Cela fait bien longtemps que, sur le site PSA de Mulhouse, les salariés n’avaient été aussi nombreux à débrayer : 1300 sur la journée du 28 septembre.
Depuis des mois, la hausse des prix faisait parler dans les ateliers. Des militants autour de la CGT s’adressaient à leurs camarades pendant les pauses, à l’occasion de prises de parole, ou durant les transports par bus. Peu d’ouvriers, alors, croyaient que l’on réussirait à faire augmenter les salaires. Les solutions mises en avant pour les problèmes de fin de mois étaient plutôt le blocage des prix, la baisse des taxes, et recevoir de bonnes primes. Beaucoup se demandaient pourquoi s’entêter à demander des augmentations de salaire que le patron refusait depuis des années.
Mais si les travailleurs n’y croyaient pas, l’idée faisait quand même son chemin. Et, après l’annonce des 8 milliards de bénéfices du premier semestre 2022, beaucoup attendaient une prime à la hauteur... et la cerise sur le gâteau sous forme d’augmentation de salaire. Des entreprises moins riches que Stellantis en avaient bien lâché à leurs salariés.

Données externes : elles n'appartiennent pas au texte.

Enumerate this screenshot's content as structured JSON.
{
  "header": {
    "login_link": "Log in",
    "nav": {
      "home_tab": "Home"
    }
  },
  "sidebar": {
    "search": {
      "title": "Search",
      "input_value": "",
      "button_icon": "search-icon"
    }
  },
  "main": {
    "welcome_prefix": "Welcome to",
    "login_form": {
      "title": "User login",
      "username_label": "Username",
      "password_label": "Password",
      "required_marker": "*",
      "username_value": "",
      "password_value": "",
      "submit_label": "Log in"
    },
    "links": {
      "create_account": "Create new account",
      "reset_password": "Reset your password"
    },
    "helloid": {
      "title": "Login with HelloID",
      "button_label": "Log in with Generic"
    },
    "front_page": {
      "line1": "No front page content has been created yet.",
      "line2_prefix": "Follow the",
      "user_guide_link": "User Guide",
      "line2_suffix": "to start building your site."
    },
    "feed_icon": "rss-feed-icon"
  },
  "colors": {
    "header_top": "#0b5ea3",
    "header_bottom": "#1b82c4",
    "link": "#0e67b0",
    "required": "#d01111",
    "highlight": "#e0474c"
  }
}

Le 27 septembre, la réunion avec la direction sur le pouvoir d’achat a accouché d’une souris avec 1 000 euros de prime gilets jaunes, et zéro euro d’augmentation. C’était l’incompréhension, l’écœurement : « On nous prend pour des c... ». Après un rassemblement le matin, à l’initiative de la CGT, d’une centaine d’ouvriers du Montage, dont une majorité d’intérimaires qui eux touchent encore moins que 1 000 euros, une cinquantaine d’ouvriers du Ferrage ont décidé de débrayer le jour même dans l’équipe d’après-midi, bientôt rejoints par des camarades du Montage, puis de Forge/ Fonderie. Beaucoup étaient des salariés pas habitués à sortir lors des débrayages : cela faisait dire à tous que quelque chose se passait vraiment. Ils étaient une centaine à défiler dans les ateliers, et à se donner rendez-vous pour le lendemain.
Des syndicats comme FO ou la CFDT ont aussi senti qu’il se passait quelque chose, et ont rejoint la CGT. Avec un appel à la grève de plusieurs syndicats, les ouvriers pouvaient plus facilement sauter le pas. C’est ainsi que le 28, tout un milieu d’ouvriers et de professionnels déposaient leurs outils ou leurs clés, disant « Tavares est allé trop loin, il nous a craché à la gueule, tant d’efforts pour des miettes ». Même des syndicats qui refusaient d’appeler à la grève, comme la CFTC ou la CFE-CGC, ne pouvaient s’opposer à ce que leurs adhérents y participent. Les ouvriers ayant connu la grève reconductible de sept semaines en 1989 n’en croyaient pas leur yeux, et tous les autres étaient surpris de voir tant de monde.
Quand on perd tout le temps, on ne s’imagine pas gagner. Pour obtenir de véritables augmentations de salaire, il faudra être au moins aussi déterminés que ceux de 1989. Ces rassemblements, ces débrayages sont des étapes, où les travailleurs apprenent à compter les uns sur les autres pour mieux s’organiser. Pendant des années, certains ont œuvré à la division. Aujourd’hui et demain, les travailleurs dans l’usine devront construire l’unité.